The Linux Foundation on Monday announced its new CHIPS (Common Hardware for Interfaces, Processors and Systems) Alliance with member companies Google, Western Digital, Esperanto Technologies, and SiFive. On the same day tech heavyweights Intel, Alibaba, Cisco, Dell EMC, Facebook, Google, Hewlett Packard Enterprise (HPE), Huawei, and Microsoft formed a consortium to develop open interconnect technology called Compute Express Link (CXL).
And both new groups formed just days before the granddaddy of open source hardware groups, Open Compute Project (OCP), holds its annual summit.
Zvonimir Bandic, senior director of next generation platforms architecture at Western Digital and a co-founder of CHIPS Alliance, says all three groups focus on different hardware elements. OCP has the broadest approach of the three, taking on open designs for complete data center products. CHIPS Alliance scope is more limited to CPU and system-on-chip (SoC) designs. And CXL is a specific interface standard.
“I do expect all the open standards organizations and all the different flavors of the open community to be very friendly to CHIPS Alliance,” he said. “It’s just a different scope, but we can all work together at the chip level.”
Jim Pappas, director of technology initiatives at Intel, said the two new groups are working on “fundamentally different areas. CHIPS Alliance and CXL are not competing standards; they are independent of each other… That said, the CXL Consortium is an open organization and encourages any silicon provider to join and contribute to the development of the specification.”
Fellow chipmaker Nvidia, which this week outbid Intel to buy Mellanox Technologies for $6.9 billion, is notably not a member of the CXL Consortium.
The foundation for the CHIPS Alliance — the open RISC-V (pronounced “risk-five”) architecture — started as a separate organization in 2016 before being handed off to the Linux Foundation. It’s an open source hardware instruction set architecture (ISA) based on established reduced instruction set computer (RISC) principles. In also includes supporting software. “But it does not specify the actual implementation of a RISC-V compute, so potential architectures range from small, IoT devices to big data center processors,” Bandic said. Western Digital is also a co-founder of RISC-V. “The best analogy would be the common Linux OS for all the computers in data centers today, with every possible detail of source code known and documented.”
Under the Linux Foundation’s umbrella, companies and individuals can contribute resources to make open source CPU chip and system-on-a-chip (SoC) design more accessible to the market.

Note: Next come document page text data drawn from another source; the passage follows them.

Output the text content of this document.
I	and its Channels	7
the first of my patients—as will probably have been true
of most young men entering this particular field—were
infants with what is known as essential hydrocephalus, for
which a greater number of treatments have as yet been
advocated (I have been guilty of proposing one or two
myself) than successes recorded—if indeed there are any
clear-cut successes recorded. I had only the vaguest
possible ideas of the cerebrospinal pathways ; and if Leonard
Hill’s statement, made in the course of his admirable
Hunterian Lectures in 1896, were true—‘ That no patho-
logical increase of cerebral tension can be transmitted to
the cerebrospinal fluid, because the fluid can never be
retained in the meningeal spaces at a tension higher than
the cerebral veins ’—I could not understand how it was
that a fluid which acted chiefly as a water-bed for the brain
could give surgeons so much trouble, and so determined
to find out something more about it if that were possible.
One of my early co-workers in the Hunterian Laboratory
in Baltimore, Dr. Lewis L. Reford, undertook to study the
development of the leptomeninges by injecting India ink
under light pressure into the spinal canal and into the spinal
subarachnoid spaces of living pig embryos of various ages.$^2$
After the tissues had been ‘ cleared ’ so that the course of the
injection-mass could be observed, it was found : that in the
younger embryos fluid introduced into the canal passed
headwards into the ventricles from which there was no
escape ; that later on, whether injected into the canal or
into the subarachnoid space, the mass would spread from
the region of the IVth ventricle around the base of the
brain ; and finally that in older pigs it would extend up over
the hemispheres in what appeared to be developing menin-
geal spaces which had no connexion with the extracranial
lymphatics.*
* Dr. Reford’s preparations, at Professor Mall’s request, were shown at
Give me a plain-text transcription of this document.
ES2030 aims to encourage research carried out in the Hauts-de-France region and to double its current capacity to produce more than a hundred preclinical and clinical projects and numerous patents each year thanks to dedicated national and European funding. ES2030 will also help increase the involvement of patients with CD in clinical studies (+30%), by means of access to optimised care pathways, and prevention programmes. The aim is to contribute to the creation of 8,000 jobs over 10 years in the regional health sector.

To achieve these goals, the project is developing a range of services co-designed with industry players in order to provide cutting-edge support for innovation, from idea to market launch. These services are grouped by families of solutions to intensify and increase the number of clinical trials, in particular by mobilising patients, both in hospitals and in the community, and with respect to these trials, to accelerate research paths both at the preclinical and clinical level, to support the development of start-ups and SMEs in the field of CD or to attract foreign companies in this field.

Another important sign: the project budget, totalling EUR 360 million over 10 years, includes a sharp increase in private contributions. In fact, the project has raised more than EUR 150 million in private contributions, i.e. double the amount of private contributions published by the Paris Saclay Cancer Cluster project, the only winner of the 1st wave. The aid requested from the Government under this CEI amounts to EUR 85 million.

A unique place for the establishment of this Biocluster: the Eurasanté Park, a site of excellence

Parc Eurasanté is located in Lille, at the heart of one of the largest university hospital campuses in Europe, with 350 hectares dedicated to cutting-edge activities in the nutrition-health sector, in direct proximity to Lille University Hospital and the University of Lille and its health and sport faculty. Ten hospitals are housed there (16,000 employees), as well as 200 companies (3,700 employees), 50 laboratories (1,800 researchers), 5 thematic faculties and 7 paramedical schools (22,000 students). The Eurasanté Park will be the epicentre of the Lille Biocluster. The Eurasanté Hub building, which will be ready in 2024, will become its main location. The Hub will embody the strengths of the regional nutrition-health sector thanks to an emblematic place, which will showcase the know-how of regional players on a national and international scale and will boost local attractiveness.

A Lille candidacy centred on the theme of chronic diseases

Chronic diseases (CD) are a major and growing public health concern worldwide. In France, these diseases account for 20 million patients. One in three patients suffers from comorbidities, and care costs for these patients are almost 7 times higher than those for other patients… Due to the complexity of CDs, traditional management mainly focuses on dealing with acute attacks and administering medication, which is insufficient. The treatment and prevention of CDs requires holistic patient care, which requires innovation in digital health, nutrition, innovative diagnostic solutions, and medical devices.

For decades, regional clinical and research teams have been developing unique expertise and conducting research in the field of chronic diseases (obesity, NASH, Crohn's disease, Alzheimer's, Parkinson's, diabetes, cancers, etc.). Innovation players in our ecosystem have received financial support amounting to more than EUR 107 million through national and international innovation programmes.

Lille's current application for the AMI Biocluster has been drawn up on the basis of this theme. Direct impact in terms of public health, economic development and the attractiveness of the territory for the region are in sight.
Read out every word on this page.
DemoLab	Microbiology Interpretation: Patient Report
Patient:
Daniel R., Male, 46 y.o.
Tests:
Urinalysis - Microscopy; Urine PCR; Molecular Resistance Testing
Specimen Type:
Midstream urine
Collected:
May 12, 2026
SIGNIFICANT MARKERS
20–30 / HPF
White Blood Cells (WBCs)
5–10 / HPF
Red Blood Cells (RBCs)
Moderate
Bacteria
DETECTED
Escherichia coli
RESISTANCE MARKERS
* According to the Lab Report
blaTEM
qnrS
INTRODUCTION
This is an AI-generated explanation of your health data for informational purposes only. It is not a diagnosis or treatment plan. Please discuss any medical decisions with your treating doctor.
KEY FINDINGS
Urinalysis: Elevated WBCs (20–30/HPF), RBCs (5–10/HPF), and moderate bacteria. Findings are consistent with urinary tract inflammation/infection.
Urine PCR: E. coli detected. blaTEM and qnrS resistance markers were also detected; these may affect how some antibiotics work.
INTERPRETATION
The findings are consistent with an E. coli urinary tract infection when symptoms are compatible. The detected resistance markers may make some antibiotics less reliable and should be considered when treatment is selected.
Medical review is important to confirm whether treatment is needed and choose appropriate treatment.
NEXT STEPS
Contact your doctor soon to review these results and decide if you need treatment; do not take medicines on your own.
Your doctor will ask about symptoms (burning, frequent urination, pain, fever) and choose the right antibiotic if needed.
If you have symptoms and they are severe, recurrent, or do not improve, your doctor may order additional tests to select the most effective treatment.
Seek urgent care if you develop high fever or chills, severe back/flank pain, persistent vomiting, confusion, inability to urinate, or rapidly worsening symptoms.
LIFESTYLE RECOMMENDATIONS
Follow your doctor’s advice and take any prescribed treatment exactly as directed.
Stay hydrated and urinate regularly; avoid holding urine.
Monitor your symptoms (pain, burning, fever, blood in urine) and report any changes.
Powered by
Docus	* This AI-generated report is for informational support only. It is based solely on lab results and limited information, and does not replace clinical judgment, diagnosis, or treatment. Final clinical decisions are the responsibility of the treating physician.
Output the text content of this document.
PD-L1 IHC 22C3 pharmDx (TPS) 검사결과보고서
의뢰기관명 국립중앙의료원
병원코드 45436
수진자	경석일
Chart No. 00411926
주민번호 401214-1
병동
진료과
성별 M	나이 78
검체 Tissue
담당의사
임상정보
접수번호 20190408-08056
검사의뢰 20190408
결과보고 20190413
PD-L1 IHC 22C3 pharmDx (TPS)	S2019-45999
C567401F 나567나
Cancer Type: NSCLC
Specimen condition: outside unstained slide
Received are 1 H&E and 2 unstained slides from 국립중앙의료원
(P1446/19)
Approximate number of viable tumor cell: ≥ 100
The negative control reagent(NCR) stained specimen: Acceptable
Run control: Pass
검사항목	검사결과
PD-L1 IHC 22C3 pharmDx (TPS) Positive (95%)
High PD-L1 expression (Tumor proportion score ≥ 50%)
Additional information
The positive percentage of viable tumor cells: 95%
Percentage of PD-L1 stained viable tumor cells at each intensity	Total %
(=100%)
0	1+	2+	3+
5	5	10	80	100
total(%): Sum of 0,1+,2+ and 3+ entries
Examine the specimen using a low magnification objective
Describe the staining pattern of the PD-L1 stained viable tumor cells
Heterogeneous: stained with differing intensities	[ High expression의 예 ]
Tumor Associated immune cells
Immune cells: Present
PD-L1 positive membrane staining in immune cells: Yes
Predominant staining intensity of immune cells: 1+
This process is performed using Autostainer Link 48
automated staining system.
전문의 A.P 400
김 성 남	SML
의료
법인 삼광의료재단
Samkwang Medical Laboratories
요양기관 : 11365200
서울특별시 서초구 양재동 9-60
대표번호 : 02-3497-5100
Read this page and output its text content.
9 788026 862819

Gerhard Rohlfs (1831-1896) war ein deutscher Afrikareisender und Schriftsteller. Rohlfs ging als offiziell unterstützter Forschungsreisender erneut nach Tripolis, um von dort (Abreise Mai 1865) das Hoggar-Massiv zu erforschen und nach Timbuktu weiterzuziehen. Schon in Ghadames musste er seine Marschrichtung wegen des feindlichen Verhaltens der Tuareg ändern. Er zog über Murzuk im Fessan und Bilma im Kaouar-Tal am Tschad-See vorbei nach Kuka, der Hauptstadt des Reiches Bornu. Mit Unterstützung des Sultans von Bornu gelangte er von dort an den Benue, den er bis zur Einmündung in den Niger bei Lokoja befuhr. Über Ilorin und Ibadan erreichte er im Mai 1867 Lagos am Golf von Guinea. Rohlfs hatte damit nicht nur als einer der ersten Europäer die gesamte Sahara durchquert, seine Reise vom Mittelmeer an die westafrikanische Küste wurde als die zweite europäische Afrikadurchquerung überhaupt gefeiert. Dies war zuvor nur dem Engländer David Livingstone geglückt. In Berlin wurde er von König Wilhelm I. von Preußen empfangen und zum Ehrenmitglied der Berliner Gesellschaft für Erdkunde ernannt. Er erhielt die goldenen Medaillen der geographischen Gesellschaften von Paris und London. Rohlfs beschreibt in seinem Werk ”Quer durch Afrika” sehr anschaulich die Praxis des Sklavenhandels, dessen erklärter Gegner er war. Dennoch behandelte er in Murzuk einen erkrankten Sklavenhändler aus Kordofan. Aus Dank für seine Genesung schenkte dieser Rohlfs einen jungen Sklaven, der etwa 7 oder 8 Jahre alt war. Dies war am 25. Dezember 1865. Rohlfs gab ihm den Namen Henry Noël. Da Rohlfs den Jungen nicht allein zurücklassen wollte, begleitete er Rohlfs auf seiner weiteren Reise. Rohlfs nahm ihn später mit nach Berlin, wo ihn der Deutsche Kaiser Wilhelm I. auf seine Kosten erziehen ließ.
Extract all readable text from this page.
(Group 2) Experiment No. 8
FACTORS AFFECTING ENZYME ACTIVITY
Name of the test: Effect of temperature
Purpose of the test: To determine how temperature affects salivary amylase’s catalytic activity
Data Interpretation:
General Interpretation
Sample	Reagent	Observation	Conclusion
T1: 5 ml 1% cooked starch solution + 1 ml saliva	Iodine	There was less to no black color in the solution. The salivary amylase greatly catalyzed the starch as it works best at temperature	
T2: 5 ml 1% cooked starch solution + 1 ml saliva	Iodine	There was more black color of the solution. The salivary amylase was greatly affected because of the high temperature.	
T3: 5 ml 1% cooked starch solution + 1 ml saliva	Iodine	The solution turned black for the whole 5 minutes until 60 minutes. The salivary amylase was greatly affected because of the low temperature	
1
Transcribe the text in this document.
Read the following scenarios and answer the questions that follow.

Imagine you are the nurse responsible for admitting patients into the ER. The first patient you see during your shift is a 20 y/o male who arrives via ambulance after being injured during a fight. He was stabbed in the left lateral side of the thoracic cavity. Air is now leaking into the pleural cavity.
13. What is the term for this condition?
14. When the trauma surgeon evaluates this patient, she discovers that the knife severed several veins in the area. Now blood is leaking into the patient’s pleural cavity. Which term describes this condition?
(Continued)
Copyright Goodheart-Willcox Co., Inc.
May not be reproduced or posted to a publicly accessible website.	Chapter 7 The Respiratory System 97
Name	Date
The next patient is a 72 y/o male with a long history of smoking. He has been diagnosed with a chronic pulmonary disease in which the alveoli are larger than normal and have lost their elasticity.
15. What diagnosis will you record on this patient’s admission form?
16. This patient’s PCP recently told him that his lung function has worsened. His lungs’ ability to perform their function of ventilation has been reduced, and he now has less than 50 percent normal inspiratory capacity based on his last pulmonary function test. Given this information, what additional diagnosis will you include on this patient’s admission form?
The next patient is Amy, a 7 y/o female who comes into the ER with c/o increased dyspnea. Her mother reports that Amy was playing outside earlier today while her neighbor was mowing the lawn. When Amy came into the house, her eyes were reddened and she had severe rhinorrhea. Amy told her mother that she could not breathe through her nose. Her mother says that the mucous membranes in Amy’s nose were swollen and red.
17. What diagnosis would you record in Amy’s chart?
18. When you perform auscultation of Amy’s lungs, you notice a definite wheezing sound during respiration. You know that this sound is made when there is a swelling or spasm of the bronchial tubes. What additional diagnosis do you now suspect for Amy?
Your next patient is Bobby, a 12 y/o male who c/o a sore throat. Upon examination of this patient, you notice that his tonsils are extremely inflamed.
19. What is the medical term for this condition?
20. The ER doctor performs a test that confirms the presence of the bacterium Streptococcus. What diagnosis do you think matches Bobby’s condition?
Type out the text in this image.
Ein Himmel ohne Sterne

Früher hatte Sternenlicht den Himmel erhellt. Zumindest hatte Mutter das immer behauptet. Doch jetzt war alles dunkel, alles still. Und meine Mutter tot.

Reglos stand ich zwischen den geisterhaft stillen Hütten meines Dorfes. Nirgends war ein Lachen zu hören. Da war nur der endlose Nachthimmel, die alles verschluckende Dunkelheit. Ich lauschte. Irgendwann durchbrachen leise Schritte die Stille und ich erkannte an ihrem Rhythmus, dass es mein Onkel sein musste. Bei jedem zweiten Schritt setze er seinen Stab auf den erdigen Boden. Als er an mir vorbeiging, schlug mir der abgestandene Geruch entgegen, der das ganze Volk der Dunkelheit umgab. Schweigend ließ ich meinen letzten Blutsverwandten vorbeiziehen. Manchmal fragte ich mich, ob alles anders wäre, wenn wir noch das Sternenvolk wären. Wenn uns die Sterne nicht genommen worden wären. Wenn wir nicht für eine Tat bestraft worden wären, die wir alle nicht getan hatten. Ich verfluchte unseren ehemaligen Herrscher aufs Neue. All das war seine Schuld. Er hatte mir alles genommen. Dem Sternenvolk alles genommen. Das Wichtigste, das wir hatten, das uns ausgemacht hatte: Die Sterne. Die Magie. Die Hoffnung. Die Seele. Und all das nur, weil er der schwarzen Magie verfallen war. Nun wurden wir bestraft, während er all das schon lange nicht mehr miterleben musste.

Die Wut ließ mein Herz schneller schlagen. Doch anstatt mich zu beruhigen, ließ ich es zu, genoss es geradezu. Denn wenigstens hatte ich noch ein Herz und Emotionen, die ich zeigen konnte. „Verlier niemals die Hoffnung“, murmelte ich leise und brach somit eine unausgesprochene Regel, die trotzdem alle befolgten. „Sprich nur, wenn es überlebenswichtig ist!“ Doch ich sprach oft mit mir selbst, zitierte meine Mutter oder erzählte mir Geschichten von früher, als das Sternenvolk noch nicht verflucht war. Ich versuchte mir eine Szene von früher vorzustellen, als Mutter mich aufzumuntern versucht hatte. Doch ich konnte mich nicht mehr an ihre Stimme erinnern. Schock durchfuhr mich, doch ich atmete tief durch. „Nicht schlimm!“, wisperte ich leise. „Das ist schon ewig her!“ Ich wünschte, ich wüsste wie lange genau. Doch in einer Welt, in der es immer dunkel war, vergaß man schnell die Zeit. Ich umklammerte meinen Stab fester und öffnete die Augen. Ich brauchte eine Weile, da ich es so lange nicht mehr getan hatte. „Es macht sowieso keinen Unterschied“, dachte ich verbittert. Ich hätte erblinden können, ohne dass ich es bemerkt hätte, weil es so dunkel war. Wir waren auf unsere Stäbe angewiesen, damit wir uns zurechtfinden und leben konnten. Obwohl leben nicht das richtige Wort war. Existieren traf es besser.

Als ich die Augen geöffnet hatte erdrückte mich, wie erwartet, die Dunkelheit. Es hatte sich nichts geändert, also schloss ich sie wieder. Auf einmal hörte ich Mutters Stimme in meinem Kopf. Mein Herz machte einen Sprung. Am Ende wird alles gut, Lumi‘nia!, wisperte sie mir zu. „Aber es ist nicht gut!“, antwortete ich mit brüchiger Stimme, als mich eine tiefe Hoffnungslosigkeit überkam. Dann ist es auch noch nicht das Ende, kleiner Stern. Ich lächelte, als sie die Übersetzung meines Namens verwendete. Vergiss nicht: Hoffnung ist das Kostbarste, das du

Companies producing proprietary hardware end up developing several common components in house, and then repeating that same design over and over, Bandic said. “CHIPS is looking at commonalities with RISC-V based architecture so that companies can work together on the building blocks for products,” he added. “Working with these common components and building blocks, we can have tremendous acceleration of innovation and significant cost reductions.
Western Digital will contribute its high performance, nine-stage, dual issue, 32-bit SweRV Core, together with a test bench, and high-performance SweRV instruction set simulator. It will also contribute to the specification and early implementations of the OmniXtend cache coherence protocol.
Google is also a co-founder and sits on the RISC-V board. It will contribute a Universal Verification Methodology (UVM)-based instruction stream generator environment for RISC-V cores to CHIPS Alliance. This environment provides configurable, highly stressful instruction sequences that can verify architectural and micro-architectural corner cases of designs.
“We are entering a new golden age of computer architecture highlighted by accelerators, rapid hardware development and open-source architecture and implementations,” said Amir Salek, senior director of technical infrastructure at Google Cloud in a statement. “CHIPS Alliance will provide the support and framework needed to nurture a vibrant open source hardware ecosystem for high-quality, well-verified, and documented components to accelerate and simplify chip design.”
Google’s also a founding member of the new Intel-led consortium.
“Compute Express Link is a technology that exists between the CPU and accelerator — creating a high-speed, low-latency interconnect that removes the bottlenecks in computation-intensive workloads,” Pappas wrote in an email.
Intel developed the technology behind CXL and donated it to the consortium to become the initial release of the new specification. The interconnect between the CPU and workload accelerators such as graphics processing units (GPUs) and field programmable gate arrays (FPGAs) becomes increasingly important in big-data workloads like artificial intelligence (AI) and machine learning, media, image and language processing, encryption, and cloud applications, Pappas said.
“Intel developed and donated the initial specification because our goal is to help unify and facilitate the growing accelerator ecosystem around an industry standard that is readily adoptable by the market,” he said. “We believe CXL will be a key technology in accelerating the data revolution, removing bottlenecks to unleash data’s potential and drive new market opportunities.”
The first-generation specification will be available to consortium members in the first half of 2019, Navin Shenoy, executive vice president and general manager of Intel’s Data Center Group wrote in a blog post. Intel plans to incorporate CXL technology beginning in 2021 in its data center platforms including Xeon processors, FPGAs, GPUs, and SmartNICs.